You can create executable mappings of memory that Linux does not
initially consider as RAM via ioremap_prot or ioremap_page_range. We are
using that in Jailhouse to load the hypervisor code into reserved memory
that is ioremapped for the purpose. Works fine on x86, arm and arm64.

Jan

Ok thanks, I had missed this API.

Regarding your patch, I find it weird to do anything if the pfn is invalid, we could have garbage in pte pointing to an invalid region for example (I admit that the effect of flushing the icache would not be catastrophic in that situation).
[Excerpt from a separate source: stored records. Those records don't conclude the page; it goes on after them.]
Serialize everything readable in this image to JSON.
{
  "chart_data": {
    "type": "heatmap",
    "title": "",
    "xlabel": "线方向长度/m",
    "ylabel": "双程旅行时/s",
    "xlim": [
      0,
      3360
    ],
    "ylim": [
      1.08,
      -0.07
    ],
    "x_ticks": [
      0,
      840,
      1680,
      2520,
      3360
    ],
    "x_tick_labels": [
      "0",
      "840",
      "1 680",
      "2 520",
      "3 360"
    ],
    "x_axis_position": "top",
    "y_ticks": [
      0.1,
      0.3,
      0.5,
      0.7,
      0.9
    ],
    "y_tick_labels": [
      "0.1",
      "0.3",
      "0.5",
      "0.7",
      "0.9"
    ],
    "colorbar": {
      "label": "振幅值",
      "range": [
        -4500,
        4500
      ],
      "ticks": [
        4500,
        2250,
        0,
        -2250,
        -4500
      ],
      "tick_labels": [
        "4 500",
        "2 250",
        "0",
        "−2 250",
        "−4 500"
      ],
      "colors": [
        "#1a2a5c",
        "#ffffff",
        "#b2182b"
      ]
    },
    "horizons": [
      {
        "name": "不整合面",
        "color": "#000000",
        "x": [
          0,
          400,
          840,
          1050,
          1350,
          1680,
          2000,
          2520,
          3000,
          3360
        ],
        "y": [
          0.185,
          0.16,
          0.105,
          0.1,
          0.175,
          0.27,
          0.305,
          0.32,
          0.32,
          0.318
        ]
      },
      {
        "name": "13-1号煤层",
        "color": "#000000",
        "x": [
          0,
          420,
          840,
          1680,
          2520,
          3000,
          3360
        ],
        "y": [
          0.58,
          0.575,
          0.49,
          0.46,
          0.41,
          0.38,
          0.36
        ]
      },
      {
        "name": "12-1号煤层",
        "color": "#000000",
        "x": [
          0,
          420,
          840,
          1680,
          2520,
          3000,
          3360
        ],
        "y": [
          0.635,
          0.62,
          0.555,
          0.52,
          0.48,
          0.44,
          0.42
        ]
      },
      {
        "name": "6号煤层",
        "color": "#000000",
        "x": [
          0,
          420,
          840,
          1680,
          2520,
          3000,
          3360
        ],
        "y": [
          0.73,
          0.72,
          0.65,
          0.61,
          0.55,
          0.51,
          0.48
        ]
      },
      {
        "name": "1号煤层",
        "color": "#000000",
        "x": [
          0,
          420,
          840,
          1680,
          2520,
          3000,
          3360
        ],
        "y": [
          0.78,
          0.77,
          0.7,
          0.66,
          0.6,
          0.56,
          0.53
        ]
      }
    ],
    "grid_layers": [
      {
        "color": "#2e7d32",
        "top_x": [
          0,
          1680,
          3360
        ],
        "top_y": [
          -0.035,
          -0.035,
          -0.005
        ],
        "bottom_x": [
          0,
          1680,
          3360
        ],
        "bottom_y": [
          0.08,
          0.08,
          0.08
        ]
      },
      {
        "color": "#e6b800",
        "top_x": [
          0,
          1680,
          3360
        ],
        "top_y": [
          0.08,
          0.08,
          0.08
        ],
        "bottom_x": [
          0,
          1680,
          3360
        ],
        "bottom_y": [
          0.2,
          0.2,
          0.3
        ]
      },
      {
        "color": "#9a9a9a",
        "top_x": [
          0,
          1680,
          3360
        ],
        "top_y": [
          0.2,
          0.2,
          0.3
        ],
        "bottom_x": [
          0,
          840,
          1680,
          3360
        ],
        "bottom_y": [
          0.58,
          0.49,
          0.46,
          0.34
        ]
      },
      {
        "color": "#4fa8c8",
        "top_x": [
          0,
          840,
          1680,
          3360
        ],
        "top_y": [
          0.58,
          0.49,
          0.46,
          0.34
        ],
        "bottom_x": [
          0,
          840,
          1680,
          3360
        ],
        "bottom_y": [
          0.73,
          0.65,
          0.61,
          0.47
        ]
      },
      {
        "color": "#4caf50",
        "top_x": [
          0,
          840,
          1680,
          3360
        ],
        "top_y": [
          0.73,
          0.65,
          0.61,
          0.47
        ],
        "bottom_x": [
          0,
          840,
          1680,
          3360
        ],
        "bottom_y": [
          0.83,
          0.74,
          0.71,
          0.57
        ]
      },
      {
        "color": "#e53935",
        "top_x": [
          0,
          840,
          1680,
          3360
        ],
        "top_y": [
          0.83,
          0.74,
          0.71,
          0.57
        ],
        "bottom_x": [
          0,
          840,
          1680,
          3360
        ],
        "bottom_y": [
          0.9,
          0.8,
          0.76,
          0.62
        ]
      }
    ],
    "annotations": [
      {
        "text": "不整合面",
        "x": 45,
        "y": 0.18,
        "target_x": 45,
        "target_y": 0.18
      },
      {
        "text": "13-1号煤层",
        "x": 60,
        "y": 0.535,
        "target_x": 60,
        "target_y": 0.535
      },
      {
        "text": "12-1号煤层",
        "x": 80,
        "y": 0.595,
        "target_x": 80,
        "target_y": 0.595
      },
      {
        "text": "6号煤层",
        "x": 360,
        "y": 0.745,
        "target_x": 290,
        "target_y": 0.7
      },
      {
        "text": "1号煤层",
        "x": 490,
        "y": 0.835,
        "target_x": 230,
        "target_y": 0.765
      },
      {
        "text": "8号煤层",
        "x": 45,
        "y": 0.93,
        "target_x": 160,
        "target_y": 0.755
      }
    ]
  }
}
I'm not saying I will come with a better solution but I'll take a deeper look tomorrow.

Alex


I took a look at the Jailhouse driver. After loading the hypervisor into the ioremapped region, it explicitly ensures icache/dcache consistency by calling flush_icache_range here:

https://github.com/siemens/jailhouse/blob/master/driver/main.c#L505

There seems to be an implicit (?) rule that states that in-kernel code modification must handle icache/dcache consistency:

In arm64 set_pte_at definition, they do not sync icache/dcache when the pte is kernel:

https://elixir.bootlin.com/linux/latest/source/arch/arm64/include/asm/pgtable.h#L271

In mips, they do the same:

https://elixir.bootlin.com/linux/latest/source/arch/mips/mm/cache.c#L137

So funnily, I'd do the contrary of what you have done, the mips way:

diff --git a/arch/riscv/mm/cacheflush.c b/arch/riscv/mm/cacheflush.c
index 8930ab7278e6..c90c8bb49109 100644
--- a/arch/riscv/mm/cacheflush.c
+++ b/arch/riscv/mm/cacheflush.c
@@ -84,6 +84,9 @@ void flush_icache_pte(pte_t pte)
{
struct page *page = pte_page(pte);

+ if (unlikely(!pfn_valid(pte_pfn(pte))))
+ return;
+
if (!test_and_set_bit(PG_dcache_clean, &page->flags))
flush_icache_all();
}

What do you think ?

Alex